La sécurisation des chaînes d'approvisionnement

"C'est la première fois depuis quarante ans qu'une telle dynamique se crée", se félicite cependant François Blouvac, responsable du programme Territoires d'industrie à la Banque des Territoires. Et certains paramètres laissent penser que la tendance sera durable, au premier rang desquels la nécessité pour les entreprises de sécuriser leurs approvisionnements. "Avant la crise, le made in France était surtout porté par les consommateurs, explique David Cousquer. La crise covid a fait prendre conscience aux entreprises qu'elles pouvaient avoir des difficultés d'approvisionnement et les amènent à réorganiser leurs chaînes de production en raccourcissant les distances notamment." L'étude de Trendeo montre ainsi que les entreprises ont tendance à diminuer la distance entre la décision d'investissement et le lieu de l'investissement. Un mouvement qui avait commencé avant la crise covid et qui s'est poursuivi en 2021. Cette distance s'est établie à 3.120 kilomètres à mi-2021. En 2020, elle a baissé de presque 5% dans le monde, montrant une régionalisation des investissements industriels mondiaux.

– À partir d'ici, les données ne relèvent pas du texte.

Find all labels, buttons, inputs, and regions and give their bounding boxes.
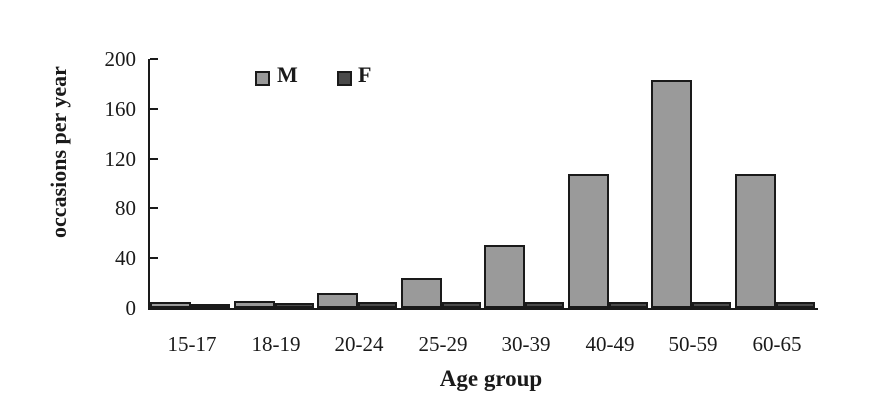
y-tick-label-40: 40 bbox=[115, 246, 136, 270]
x-tick-label-40-49: 40-49 bbox=[585, 332, 635, 356]
bar-m-15-17 bbox=[150, 302, 191, 308]
y-tick-label-0: 0 bbox=[125, 296, 137, 320]
bar-m-40-49 bbox=[568, 174, 609, 308]
x-tick-label-50-59: 50-59 bbox=[668, 332, 718, 356]
y-tick-label-160: 160 bbox=[104, 97, 137, 121]
y-tick-mark-80 bbox=[150, 207, 158, 209]
x-axis-title: Age group bbox=[439, 366, 543, 391]
x-tick-label-18-19: 18-19 bbox=[251, 332, 301, 356]
bar-f-20-24 bbox=[358, 302, 397, 308]
bar-m-20-24 bbox=[317, 293, 358, 308]
bar-f-30-39 bbox=[525, 302, 564, 308]
y-tick-mark-120 bbox=[150, 158, 158, 160]
y-tick-label-120: 120 bbox=[104, 147, 137, 171]
bar-f-40-49 bbox=[609, 302, 648, 308]
legend-label-male: M bbox=[277, 62, 298, 87]
legend-swatch-female bbox=[337, 71, 352, 86]
x-tick-label-20-24: 20-24 bbox=[334, 332, 384, 356]
y-tick-mark-40 bbox=[150, 257, 158, 259]
bar-f-18-19 bbox=[275, 303, 314, 308]
y-tick-label-80: 80 bbox=[115, 196, 136, 220]
x-tick-label-25-29: 25-29 bbox=[418, 332, 468, 356]
plot-area bbox=[148, 58, 818, 310]
y-tick-label-200: 200 bbox=[104, 47, 137, 71]
bar-m-25-29 bbox=[401, 278, 442, 308]
bar-m-30-39 bbox=[484, 245, 525, 308]
y-tick-mark-160 bbox=[150, 108, 158, 110]
x-tick-label-60-65: 60-65 bbox=[752, 332, 802, 356]
bar-m-50-59 bbox=[651, 80, 692, 308]
x-tick-label-15-17: 15-17 bbox=[167, 332, 217, 356]
bar-f-25-29 bbox=[442, 302, 481, 308]
x-tick-label-30-39: 30-39 bbox=[501, 332, 551, 356]
bar-f-15-17 bbox=[191, 304, 230, 308]
y-tick-mark-200 bbox=[150, 58, 158, 60]
bar-f-60-65 bbox=[776, 302, 815, 308]
bar-m-18-19 bbox=[234, 301, 275, 308]
bar-m-60-65 bbox=[735, 174, 776, 308]
bar-f-50-59 bbox=[692, 302, 731, 308]
legend-label-female: F bbox=[358, 62, 372, 87]
legend-swatch-male bbox=[255, 71, 270, 86]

Pour François Blouvac, "l'interrogation que la crise a suscitée autour des chaînes d'approvisionnement est une tendance réelle". La Banque des Territoires est particulièrement investie sur le sujet, à travers l'élaboration de cartographies des chaînes d'approvisionnement pour chaque territoire, afin d'évaluer les potentiels de relocalisations. Des travaux ont notamment été lancés avec plusieurs régions, dont le Grand Est, l'Occitanie et les Hauts-de-France, qui permettent de montrer que c'est un levier important.

La réindustrialisation par des entreprises étrangères

Ce mouvement de relocalisation passera-t-il le cap de la fin des aides liées au plan de relance ? Et ces aides sont-elles toujours bien ciblées ? Elles ont parfois bénéficié à des entreprises étrangères concurrentes sur notre propre sol d'entreprises françaises, comme l'a récemment montré l'affaire Electrosteel - une entreprise indienne concurrente de Saint-Gobain PAM - qui a bénéficié d'une aide de 3,9 millions d'euros dans le cadre du plan de relance (voir notre article du 17 novembre 2021). "Il s'agit non seulement de réindustrialiser la France mais aussi d'assurer notre souveraineté industrielle. Aussi ne peut-on continuer à se refuser de tenir compte de la propriété des entreprises concernées", a ainsi fait valoir Marie-Noëlle Lienemann, sénatrice CRCE (groupe communiste républicain citoyen et écologiste), le 2 décembre, interpellant le ministre de l'Économie sur ce sujet. Seulement il est juridiquement difficile de distinguer les entreprises françaises et étrangères pour l'octroi de ces aides, et ces groupes "contribuent aussi aux emplois indirects car pour un emploi direct il y a deux emplois indirects créés", explique David Cousquer. Même son de cloche pour François Blouvac, qui estime que l'urgence pour le moment est à la réindustrialisation de la France. "La priorité est de remettre de l'activité industrielle, affirme-t-il, la question de l'origine des capitaux est un autre sujet qu'on pourra se poser quand on aura suffisamment réindustrialisé".

Le plan de relance, un remède au manque de fonds propres

"Le plan de relance a permis de remédier au manque de fonds propres des entreprises, précise David Cousquer, les prêts garantis par l'État et autres subventions ont aussi joué, permettant aux industriels d'investir plus tôt que prévu. Mais comment le tissu économique va-t-il réagir en 2022 quand les aides vont s'estomper et qu'il faudra commencer à rembourser les prêts garantis par l'État ?" Pour François Blouvac, cela ne va pas empêcher les entreprises de trouver d'autres financeurs. Cet effet "starter" a favorisé l'accélération des investissements potentiels (achat de nouvelles machines, process, modernisation visant une meilleure efficacité énergétique, etc.). "Ce mouvement de fond n'est pas né d'hier, il y a quelques années déjà, la crise est venue le renforcer, assure-t-il, c'est assez net aujourd'hui". Certaines mesures d'accompagnement sont aussi prolongées. C'est notamment le cas du programme Territoires d'industrie, qui a été étendu jusqu'en 2026 avec une nouvelle feuille de route qui sera présentée début 2022. Ne représentant qu'1% des créations d'emplois industriels entre 2009 et 2019, les relocalisations, aussi symboliques soient-elles, ne sont qu'un des enjeux de la réindustrialisation.